Professor Paul Dastoor
Dr Paul Dastoor is an Associate Professor in Physics in the School of Mathematical and Physical Sciences and director of the Centre for Organic Electronics at the University of Newcastle in Australia.
He received his B.A. degree in Natural Sciences from the University of Cambridge in 1990 and his PhD in Surface Physics, also from the University of Cambridge, in 1995. After completing his doctorate he joined the Surface Chemistry Department at British Steel in 1994 before taking up his present appointment at the University of Newcastle in 1995. He was an EPSRC Visiting Research Fellow at Fitzwilliam College, Cambridge, UK in 2002 and a CCLRC Visiting Research Fellow at the Daresbury Laboratory, Cheshire, UK in 2004 – 05.
His research interests encompass the growth and properties of thin films, surface coatings and organic electronic devices based on semi-conducting polymers. His research programme has attracted significant external funding (both domestic and overseas), including the Australian Research Council (ARC), the Department of Industry, Science and Resources, AusIndustry, the Australian Synchrotron Research Programme, the Engineering and Physical Sciences Research Council (EPSRC), UK and the Council for the Central Laboratory of the Research Councils (CCLRC), UK.
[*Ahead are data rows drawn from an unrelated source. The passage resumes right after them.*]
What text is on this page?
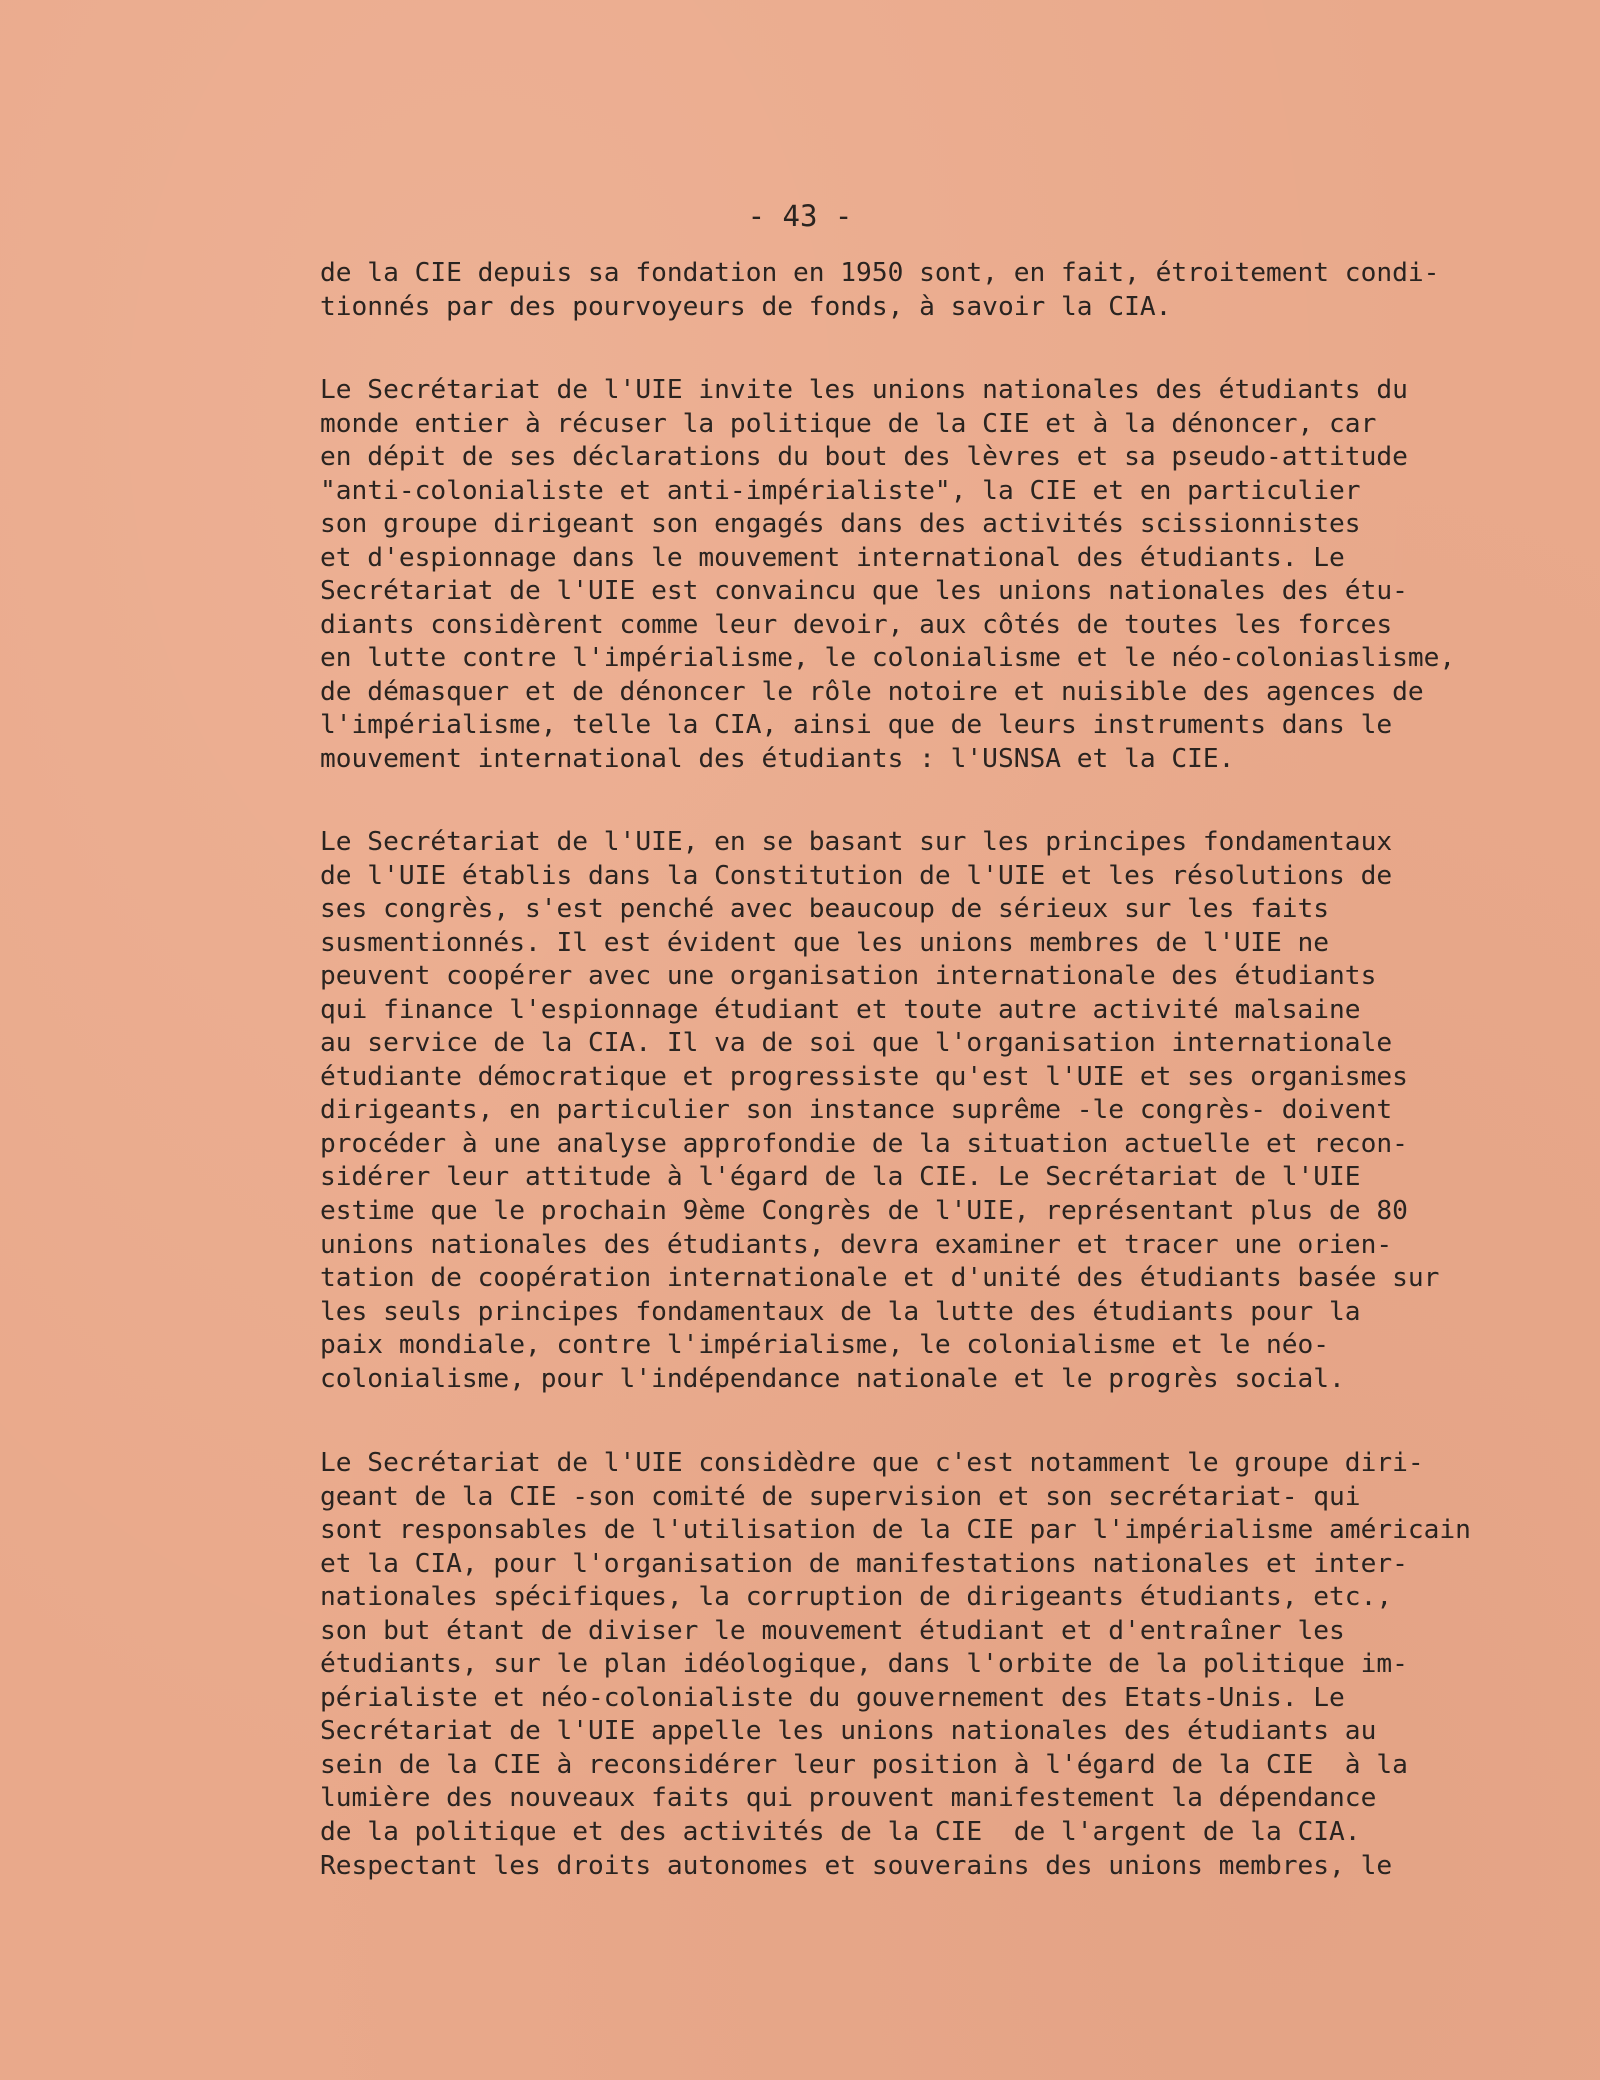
- 43 -
de la CIE depuis sa fondation en 1950 sont, en fait, étroitement condi-
tionnés par des pourvoyeurs de fonds, à savoir la CIA.
Le Secrétariat de l'UIE invite les unions nationales des étudiants du
monde entier à récuser la politique de la CIE et à la dénoncer, car
en dépit de ses déclarations du bout des lèvres et sa pseudo-attitude
"anti-colonialiste et anti-impérialiste", la CIE et en particulier
son groupe dirigeant son engagés dans des activités scissionnistes
et d'espionnage dans le mouvement international des étudiants. Le
Secrétariat de l'UIE est convaincu que les unions nationales des étu-
diants considèrent comme leur devoir, aux côtés de toutes les forces
en lutte contre l'impérialisme, le colonialisme et le néo-coloniaslisme,
de démasquer et de dénoncer le rôle notoire et nuisible des agences de
l'impérialisme, telle la CIA, ainsi que de leurs instruments dans le
mouvement international des étudiants : l'USNSA et la CIE.
Le Secrétariat de l'UIE, en se basant sur les principes fondamentaux
de l'UIE établis dans la Constitution de l'UIE et les résolutions de
ses congrès, s'est penché avec beaucoup de sérieux sur les faits
susmentionnés. Il est évident que les unions membres de l'UIE ne
peuvent coopérer avec une organisation internationale des étudiants
qui finance l'espionnage étudiant et toute autre activité malsaine
au service de la CIA. Il va de soi que l'organisation internationale
étudiante démocratique et progressiste qu'est l'UIE et ses organismes
dirigeants, en particulier son instance suprême -le congrès- doivent
procéder à une analyse approfondie de la situation actuelle et recon-
sidérer leur attitude à l'égard de la CIE. Le Secrétariat de l'UIE
estime que le prochain 9ème Congrès de l'UIE, représentant plus de 80
unions nationales des étudiants, devra examiner et tracer une orien-
tation de coopération internationale et d'unité des étudiants basée sur
les seuls principes fondamentaux de la lutte des étudiants pour la
paix mondiale, contre l'impérialisme, le colonialisme et le néo-
colonialisme, pour l'indépendance nationale et le progrès social.
Le Secrétariat de l'UIE considèdre que c'est notamment le groupe diri-
geant de la CIE -son comité de supervision et son secrétariat- qui
sont responsables de l'utilisation de la CIE par l'impérialisme américain
et la CIA, pour l'organisation de manifestations nationales et inter-
nationales spécifiques, la corruption de dirigeants étudiants, etc.,
son but étant de diviser le mouvement étudiant et d'entraîner les
étudiants, sur le plan idéologique, dans l'orbite de la politique im-
périaliste et néo-colonialiste du gouvernement des Etats-Unis. Le
Secrétariat de l'UIE appelle les unions nationales des étudiants au
sein de la CIE à reconsidérer leur position à l'égard de la CIE  à la
lumière des nouveaux faits qui prouvent manifestement la dépendance
de la politique et des activités de la CIE  de l'argent de la CIA.
Respectant les droits autonomes et souverains des unions membres, le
Since 1996, he has been a CI on grants totalling in excess of $8.7M, with funding of $6.4M since 2002. He has published over 50 papers in refereed journals with 37 publications in the last 5 years. He also has extensive commercialisation experience with 3 patents and through his spin-off company (Keystone Product Developments Pty Ltd) has raised over $600k to commercialise new medical device technology that is currently being prepared for clinical trial.
He has over 8 years of experience of using soft X-ray synchrotron facilities including the Photon Factory at Tsukuba, Japan, the Pohang Accelerator Laboratory at Pohang, South Korea, the National Synchrotron Radiation Research Center, at Hsinchu, Taiwan and the Advanced Light Source at Berkeley, USA. His synchrotron work is aimed at understanding the structure and morphology of solar cells made from semi-conducting polymers – these exciting materials offer the tantalising prospect of paints that generate electricity directly from sunlight.